For decades, we have recognized education segregation and inequality for the injustice that it is. Today the country is coming to understand that it is also an economic crisis. In a country whose population will be majority minority by midcentury, we will need to look to populations of color for our next generation of teachers, doctors, scientists, engineers and civic leaders. Yet those are the populations in whose education we stubbornly refuse to invest.
The investment we need to make is in part financial. State and local school systems that are doing the right thing — giving their children the education they need to graduate from high school ready to do college work — should be given the resources that will enable them to build on their success. That way, all the schools and all the children in their jurisdictions — not just a few — will benefit.
But finances are just part of it. In Akron and Memphis, we need to break down the barriers that, in effect, segregate schools by race, ethnicity and income levels. In another era, when people grew up, went to work and died close to where they were born, narrowly drawn educational boundaries might have made some sense. But those days are long gone.
Today we have a national college education system and a national — really an international — work force. Colleges and employers need to be able to count on their students and employees having at least a minimum, but still high, level of education and preparation.

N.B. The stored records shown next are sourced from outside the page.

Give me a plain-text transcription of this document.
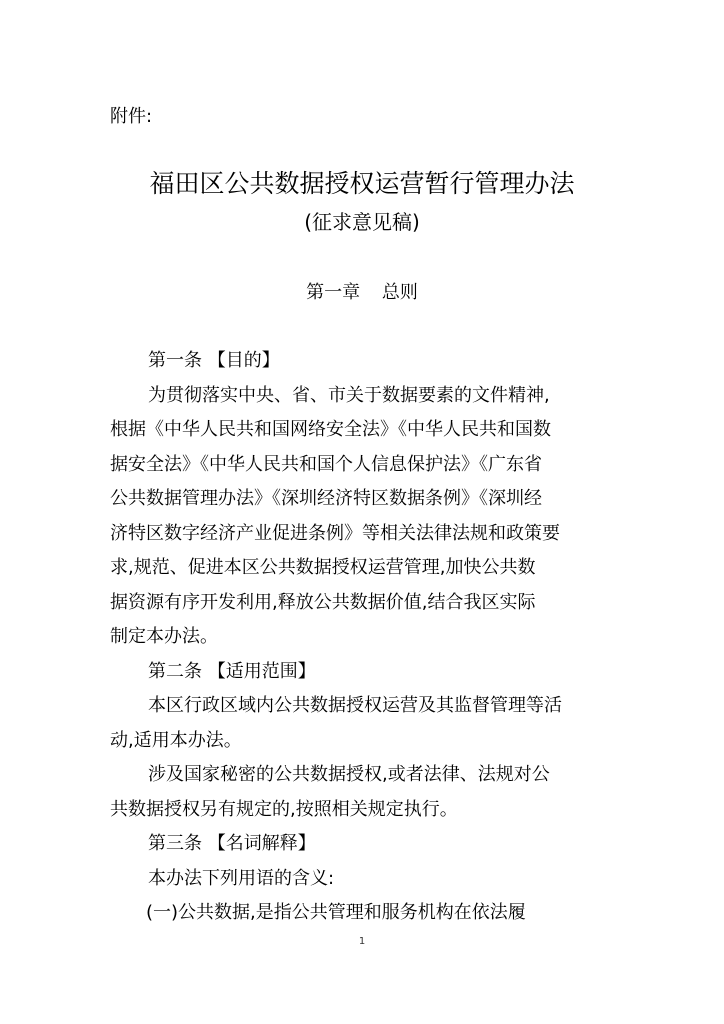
附件:
福田区公共数据授权运营暂行管理办法
(征求意见稿)
第一章 总则
第一条 【目的】
为贯彻落实中央、省、市关于数据要素的文件精神,
根据《中华人民共和国网络安全法》《中华人民共和国数
据安全法》《中华人民共和国个人信息保护法》《广东省
公共数据管理办法》《深圳经济特区数据条例》《深圳经
济特区数字经济产业促进条例》等相关法律法规和政策要
求,规范、促进本区公共数据授权运营管理,加快公共数
据资源有序开发利用,释放公共数据价值,结合我区实际
制定本办法。
第二条 【适用范围】
本区行政区域内公共数据授权运营及其监督管理等活
动,适用本办法。
涉及国家秘密的公共数据授权,或者法律、法规对公
共数据授权另有规定的,按照相关规定执行。
第三条 【名词解释】
本办法下列用语的含义:
(一)公共数据,是指公共管理和服务机构在依法履
1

Regional school choice — letting parents send their children to any public school in the area — would help. It would also help if Congress extended the Obama administration's Race to the Top program that incentivizes and rewards true education reform. Over time, the cumulative impact of such reforms will start to take education reform to scale.
But what about Williams-Bolar's daughters, and the children of Memphis, and the children whose numbers don't come up in charter-school lotteries? They need an education now. They can't wait for more charter-school vacancies to open up. They certainly can't wait for education reform to take root and spread to schools near them.
For their sake, we need to be prepared to bend. Private-school vouchers, for example, may not suit everybody's policy priorities; at best, they are almost certainly not capable of helping any sizable number of students. But if funds are available, and if they'll help even a few children, maybe they should be given a try.
And although no one advocates breaking the law, if parents find loopholes or work-arounds, or even bend the rules (as Williams-Bolar did, and as my mother did), to get their children a better education — not someday but today — perhaps simple justice demands that the law should let it pass.
Michael Lomax is president and CEO of the United Negro College Fund. He is a contributing editor for The Root.